Elisa: in relazione, appunto, all’essere umano: si parla di Intelligenza Artificiale nei termini di “machine learning”, con l’idea di perfezionare la AI debole verso una AI forte. È una supposizione corretta? Da qui: perché l’essere umano dovrebbe demandare delle sue proprietà fondamentali – l’apprendimento e l’organizzazione – a un “essere altro”?

“Secondo me bisogna distinguere tra passaggio da IA debole a IA forte e una sua tendenza alla generalizzazione. Direi che la IA forte è più un concetto, una direzione, che un obiettivo concreto. La scienziata Melanie Mitchell parla di questa come del ‘Sacro Graal’ della cibernetica. Nonostante ciò, bisogna tenere conto che anche l’ideazione dei primi, rudimentali computer era parte proprio della ricerca sull’Intelligenza Artificiale. Un altro discorso, invece, riguarda il tentativo di generalizzazione delle funzioni. Credo sia intuitivo cercare di ottimizzare la quantità di compiti che possono essere svolti da una singola macchina, in modo da non aver bisogno di diverse tecnologie, ma di una sola che faccia tutto.”
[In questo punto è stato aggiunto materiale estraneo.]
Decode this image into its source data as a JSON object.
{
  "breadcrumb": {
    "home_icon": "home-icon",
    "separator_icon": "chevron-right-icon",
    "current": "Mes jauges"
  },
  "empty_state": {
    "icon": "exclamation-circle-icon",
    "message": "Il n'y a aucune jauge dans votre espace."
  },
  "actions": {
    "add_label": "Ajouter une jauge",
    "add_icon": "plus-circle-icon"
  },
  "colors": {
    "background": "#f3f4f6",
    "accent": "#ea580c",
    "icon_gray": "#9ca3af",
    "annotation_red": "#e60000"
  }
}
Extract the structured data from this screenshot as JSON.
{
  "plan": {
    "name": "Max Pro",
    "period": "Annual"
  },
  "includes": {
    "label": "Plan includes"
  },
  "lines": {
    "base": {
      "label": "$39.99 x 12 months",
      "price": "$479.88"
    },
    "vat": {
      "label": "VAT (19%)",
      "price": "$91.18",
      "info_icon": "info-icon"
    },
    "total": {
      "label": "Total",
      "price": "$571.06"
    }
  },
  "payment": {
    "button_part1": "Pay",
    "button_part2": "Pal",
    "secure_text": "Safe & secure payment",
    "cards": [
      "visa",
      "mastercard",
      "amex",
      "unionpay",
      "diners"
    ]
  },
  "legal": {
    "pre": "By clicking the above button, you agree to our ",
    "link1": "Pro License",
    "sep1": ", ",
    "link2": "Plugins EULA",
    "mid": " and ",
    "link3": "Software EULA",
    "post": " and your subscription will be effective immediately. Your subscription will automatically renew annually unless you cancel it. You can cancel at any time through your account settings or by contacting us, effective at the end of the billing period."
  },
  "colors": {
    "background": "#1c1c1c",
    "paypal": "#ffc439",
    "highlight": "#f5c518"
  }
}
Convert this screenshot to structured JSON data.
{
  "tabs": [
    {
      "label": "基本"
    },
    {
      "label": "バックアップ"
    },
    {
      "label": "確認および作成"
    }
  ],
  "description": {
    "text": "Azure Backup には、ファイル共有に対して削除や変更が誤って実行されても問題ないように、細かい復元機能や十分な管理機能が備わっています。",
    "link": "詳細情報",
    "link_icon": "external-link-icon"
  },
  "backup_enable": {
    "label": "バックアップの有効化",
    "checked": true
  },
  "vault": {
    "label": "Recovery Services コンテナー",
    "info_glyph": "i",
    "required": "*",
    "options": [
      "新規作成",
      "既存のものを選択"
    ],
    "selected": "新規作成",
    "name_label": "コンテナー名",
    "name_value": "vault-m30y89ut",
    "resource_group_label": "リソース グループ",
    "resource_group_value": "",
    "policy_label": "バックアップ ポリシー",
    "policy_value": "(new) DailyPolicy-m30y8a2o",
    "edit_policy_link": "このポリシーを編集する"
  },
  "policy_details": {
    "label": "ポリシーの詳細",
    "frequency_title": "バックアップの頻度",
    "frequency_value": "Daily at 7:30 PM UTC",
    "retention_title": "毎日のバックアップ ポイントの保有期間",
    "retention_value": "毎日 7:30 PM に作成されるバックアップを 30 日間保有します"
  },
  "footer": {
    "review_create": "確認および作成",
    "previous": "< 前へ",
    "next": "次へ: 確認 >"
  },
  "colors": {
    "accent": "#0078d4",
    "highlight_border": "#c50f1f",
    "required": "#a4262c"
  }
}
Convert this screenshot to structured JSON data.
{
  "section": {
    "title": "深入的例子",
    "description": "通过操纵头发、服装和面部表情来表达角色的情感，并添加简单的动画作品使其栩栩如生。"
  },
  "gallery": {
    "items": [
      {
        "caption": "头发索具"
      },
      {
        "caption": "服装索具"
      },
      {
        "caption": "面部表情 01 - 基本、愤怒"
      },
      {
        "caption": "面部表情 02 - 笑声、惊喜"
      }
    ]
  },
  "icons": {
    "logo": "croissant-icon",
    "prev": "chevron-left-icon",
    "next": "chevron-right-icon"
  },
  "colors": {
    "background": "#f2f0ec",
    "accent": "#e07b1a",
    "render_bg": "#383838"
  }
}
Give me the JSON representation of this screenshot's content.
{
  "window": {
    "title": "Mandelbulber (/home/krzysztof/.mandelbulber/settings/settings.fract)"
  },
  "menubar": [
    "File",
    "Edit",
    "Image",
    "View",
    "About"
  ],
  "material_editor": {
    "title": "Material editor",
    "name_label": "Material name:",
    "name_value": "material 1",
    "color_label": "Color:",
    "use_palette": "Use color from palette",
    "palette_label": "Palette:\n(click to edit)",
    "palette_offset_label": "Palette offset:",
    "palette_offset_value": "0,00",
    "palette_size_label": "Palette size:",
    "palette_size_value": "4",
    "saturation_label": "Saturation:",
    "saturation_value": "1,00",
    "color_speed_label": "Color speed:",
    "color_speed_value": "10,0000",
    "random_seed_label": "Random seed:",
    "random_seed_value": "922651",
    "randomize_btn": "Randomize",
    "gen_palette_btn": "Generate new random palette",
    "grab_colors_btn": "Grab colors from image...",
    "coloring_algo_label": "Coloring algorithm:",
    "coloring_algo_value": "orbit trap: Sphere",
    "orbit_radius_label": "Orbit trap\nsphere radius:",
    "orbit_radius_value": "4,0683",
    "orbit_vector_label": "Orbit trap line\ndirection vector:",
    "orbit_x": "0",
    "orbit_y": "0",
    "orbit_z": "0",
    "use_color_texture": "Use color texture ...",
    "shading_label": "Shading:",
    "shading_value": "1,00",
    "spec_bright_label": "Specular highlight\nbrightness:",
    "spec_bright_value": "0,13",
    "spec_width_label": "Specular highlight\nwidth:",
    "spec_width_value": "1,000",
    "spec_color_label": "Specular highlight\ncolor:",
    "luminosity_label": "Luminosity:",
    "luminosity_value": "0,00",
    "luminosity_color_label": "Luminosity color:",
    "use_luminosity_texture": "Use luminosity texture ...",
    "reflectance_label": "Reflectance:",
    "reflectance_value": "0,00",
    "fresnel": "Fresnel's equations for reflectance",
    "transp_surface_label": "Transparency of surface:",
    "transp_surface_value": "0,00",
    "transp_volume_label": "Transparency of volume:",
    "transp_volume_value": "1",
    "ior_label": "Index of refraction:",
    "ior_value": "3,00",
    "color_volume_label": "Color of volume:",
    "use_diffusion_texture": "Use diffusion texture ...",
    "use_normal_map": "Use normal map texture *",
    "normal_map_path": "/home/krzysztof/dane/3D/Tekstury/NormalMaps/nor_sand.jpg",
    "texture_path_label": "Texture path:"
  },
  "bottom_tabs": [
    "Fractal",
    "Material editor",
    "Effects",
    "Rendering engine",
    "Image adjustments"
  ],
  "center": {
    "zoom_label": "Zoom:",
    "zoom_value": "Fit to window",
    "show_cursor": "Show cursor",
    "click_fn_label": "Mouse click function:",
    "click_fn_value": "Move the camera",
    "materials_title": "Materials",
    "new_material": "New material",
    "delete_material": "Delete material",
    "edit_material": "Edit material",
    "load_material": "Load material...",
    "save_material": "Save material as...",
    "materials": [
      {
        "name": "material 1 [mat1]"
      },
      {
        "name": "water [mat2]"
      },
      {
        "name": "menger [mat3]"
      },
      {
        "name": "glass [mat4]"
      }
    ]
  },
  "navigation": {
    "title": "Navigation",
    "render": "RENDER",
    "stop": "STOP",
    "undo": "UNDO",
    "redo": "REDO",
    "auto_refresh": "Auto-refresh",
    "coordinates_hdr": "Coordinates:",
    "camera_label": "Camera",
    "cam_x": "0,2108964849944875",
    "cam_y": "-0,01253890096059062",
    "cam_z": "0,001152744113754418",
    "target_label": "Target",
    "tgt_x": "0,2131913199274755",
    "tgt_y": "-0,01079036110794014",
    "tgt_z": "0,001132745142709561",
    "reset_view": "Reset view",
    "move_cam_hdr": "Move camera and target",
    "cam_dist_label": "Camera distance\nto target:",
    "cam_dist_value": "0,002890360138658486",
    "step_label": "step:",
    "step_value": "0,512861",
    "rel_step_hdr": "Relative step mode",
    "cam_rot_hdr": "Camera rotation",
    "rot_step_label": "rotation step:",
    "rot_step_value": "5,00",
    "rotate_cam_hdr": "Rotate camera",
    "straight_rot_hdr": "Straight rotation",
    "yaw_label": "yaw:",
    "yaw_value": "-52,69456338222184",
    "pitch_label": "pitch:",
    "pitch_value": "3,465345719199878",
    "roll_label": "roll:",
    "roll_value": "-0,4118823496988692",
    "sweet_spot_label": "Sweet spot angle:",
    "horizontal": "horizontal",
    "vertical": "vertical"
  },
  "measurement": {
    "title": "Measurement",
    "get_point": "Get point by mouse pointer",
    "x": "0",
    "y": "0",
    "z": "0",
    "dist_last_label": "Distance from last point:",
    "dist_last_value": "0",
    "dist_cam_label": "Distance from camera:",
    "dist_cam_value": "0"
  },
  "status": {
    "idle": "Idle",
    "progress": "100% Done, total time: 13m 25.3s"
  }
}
Ma date le potenzialità dell’Intelligenza artificiale, cosa resterebbe dell’essere umano, dunque?

“Nella storia, quello che l’uomo ha fatto con la tecnica è stato di demandare compiti. 

Forse è questo il compito dell’essere umano: essere innervato di produzione tecnica, e quindi di ramificarsi e potenziarsi tramite la tecnica. È difficile lavorare sulla IA perché non ha storia, non abbiamo dei riscontri attendibili. Il fascino dell’Intelligenza Artificiale arriva dal mettere in discussione chi è l’essere umano, e parte della mia tesi di dottorato è dimostrare come la tecnica sia una base esistenziale dell’essere umano”. 

“Tra Arte e tecnica – continua Elisa Gremmo – c’è sempre stato un legame molto forte. Il confine tra arte e artigianato è labile, ed entrambe sono “artificialità”. L’arte è sempre stata qualcosa di collaborativo, e l’Intelligenza Artificiale mostra come questi collegamenti siano visibili per la produzione artificiale e artistica: una rete in continuo scambio, tra umanità e oggettualità. Non una produzione, bensì un processo di produzione”.

È su quest’ultima domanda che si rischiara, in maniera ancora intuitiva, ciò che la cooperazione degli esseri umani genera, in una sorta caos organizzato – o forza un’organizzazione caotica – le cui implicazioni globali si ripercuotono nella vita di ognuno. L’Intelligenza Artificiale non è, di nuovo, qualcosa di etereo; è, piuttosto, uno strumento estensivo della capacità umane. E in quanto tale, un altro ente in gioco nella grande scacchiera planetaria chiamata “Terra”. 

Sta a noi saper giocare questa partita con sapienza, con qualche speranza e con la giusta dose di sano, coscienzioso, timore.